The First-Generation Mazda MX-5: a Star of Affordable Collectibles
In the 1970s, no one could have imaged that 20 years later, the best-selling roadster would be something other than a Brit or an Italian. In the 1960s and 1970s, the Brits and the Italians dominated in this sector with models that just kept getting better, such as the Fiat Spider, the Alfa Romeo Spider, the Triumph Spitfire or the MGB. However, it was in the 1970s – when the United States was shaken up by the oil crisis – that Japanese cars began to quietly emerge. They were initially greeted warmly (the United States and Japan were arch-enemies during the WW2 era), but by supplying economical, reliable and affordable cars, the Japanese quickly found a fast-growing group of loyal buyers.
The glory of the Brits and the Italians in the States was already depleted in the 1980s. Outdated models, quality issues and short-sighted management led to a dramatic drop in the popularity of their roadsters. Meanwhile, Mazda was on the rise and saw this as an amazing opportunity, realizing that people were not buying roadsters not because they didn't want them, but because there was a lack of good products available on the market. The beginning of the Mazda MX-5 concept can be traced back to the late 1970s, when Bob Hall – then a journalist at the American automobile magazine Motor Trend – met the head of Research and Development at Mazda, Kenichi Yamamoto. Bob explained enthusiastically that he believed that a modern, affordable roadster based on the British example would be a big success, since the models that were currently on the market were already outdated. He even drew a sketch of how the model should look, and this seemingly made a big impression on Mazda, since three years later, Bob Hall was already working for Mazda's US design department.
Given, he was officially assigned to work on projects for a pick-up and a minivan. But Bob never let go of his idea and when he and his team had some time away from their main projects, they created a full-size model for a small, light, sporty roadster. Taking cues from the Lotus Elan, with its classic front-engine, rear-wheel-drive layout, their roadster won them an internal competition, beating out two other proposals from Japan. Mazda liked the idea and commissioned International Automotive Design in England to produce a fully operational prototype, which they later called the V705. By the autumn of 1985, they had a one-off, fully functional V705 which was taken to the US for tests in Santa Barbara, California. The prototype got such positive reactions that Mazda had no choice but to give it the green light for mass production.
And a few years later, Mazda unveiled its mass-produced Mazda Miata (which is what it was called in North America – in Europe it was marketed as the MX-5) at the 1989 Chicago Auto Show (which was selected because Detroit was not very friendly to newcomers at the time). With Honda launching its NSX supercar there at the same time, the Miata wasn't the star of the show, but it was the future star of the market.

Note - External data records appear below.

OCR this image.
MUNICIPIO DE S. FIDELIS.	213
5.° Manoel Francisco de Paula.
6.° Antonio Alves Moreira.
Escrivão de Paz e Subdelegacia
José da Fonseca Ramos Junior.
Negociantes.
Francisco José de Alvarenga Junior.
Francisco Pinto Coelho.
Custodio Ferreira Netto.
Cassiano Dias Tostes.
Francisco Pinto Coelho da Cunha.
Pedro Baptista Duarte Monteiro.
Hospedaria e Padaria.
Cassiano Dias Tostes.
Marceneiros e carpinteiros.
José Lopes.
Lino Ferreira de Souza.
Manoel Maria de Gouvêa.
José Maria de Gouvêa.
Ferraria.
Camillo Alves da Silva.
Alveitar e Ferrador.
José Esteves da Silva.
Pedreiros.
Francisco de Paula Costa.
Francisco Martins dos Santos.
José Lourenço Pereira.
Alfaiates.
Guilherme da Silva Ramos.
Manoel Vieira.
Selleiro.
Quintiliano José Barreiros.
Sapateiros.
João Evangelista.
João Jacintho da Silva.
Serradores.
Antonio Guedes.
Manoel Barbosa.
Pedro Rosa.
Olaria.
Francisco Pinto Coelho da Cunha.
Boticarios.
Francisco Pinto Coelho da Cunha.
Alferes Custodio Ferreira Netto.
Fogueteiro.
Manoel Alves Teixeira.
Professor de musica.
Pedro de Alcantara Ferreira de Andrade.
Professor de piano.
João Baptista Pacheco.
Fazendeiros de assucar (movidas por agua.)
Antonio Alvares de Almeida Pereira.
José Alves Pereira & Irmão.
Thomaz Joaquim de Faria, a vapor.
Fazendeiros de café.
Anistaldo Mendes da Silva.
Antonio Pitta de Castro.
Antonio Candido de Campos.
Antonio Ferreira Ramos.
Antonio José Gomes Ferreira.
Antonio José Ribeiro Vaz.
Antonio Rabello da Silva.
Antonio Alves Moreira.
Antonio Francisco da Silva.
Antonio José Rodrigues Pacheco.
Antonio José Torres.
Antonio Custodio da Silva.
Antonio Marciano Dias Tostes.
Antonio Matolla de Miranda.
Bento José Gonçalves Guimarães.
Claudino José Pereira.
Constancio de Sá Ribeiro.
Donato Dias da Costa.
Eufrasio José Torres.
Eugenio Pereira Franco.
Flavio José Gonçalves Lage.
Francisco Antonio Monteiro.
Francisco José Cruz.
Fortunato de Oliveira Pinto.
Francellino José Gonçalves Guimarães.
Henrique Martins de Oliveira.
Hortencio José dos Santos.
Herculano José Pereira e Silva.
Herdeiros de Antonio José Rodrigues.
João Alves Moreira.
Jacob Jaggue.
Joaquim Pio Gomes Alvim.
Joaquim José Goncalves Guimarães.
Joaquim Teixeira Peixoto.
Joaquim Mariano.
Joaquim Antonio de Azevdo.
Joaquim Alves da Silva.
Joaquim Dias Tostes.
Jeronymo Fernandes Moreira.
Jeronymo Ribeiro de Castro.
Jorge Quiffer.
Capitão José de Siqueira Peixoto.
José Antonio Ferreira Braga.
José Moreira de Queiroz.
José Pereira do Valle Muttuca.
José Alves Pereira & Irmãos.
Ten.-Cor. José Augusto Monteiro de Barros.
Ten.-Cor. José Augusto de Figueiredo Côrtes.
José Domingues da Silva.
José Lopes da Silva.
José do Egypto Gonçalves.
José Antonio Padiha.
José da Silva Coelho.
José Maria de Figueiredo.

The starting price of USD 13,995 was more than good for a roadster that was so lightweight and that handled so well. The 4-cylinder, 1.6-litre, 120-horsepower engine was plenty for this car that weighed just over a tonne and featured a fantastic 50:50 weight balance. Sure, it wasn't the fastest (with 0–100 km/h in about 9 seconds) or the most powerful roadster around, but its smile-to-horsepower ratio was one of the best in the market. There was such demand that during the first two years, buying a car at Mazda's recommended price was like winning the lottery. Mazda had planned for about 20,000 units per year in the US, but they ended up selling almost twice that. Demand was also solid in Europe and (a bit unexpectedly) in Japan, where instead of the planned 500 cars per month, they were selling 2,000–3,000. In ten years, 400,000 first-generation (NA) vehicles were sold, which was more than the MGB – which was the leading roadster up until then – had ever achieved. And the rest is history: the second generation (NB) was launched in 1999, followed by the third (NC) in 2005, and the fourth (ND) came out a couple of years ago, in 2015. All generations combined, over a million MX-5s have been sold, and this is a Guinness World Record for the best-selling convertible two-seater sports car.
There aren't that many car models that all classic car experts would so unanimously agree on like they do on the first-generation (NA) MX-5. This open-top sports car is guaranteed to become a classic, and if you don't get one now, you're just going to have to pay more later, so there can only be one piece of advice: buy yourself one now. And you can consider yourself lucky that so many were produced. You can find a good car for as little as USD 5,000, and it's one of the best buys in the future classic market.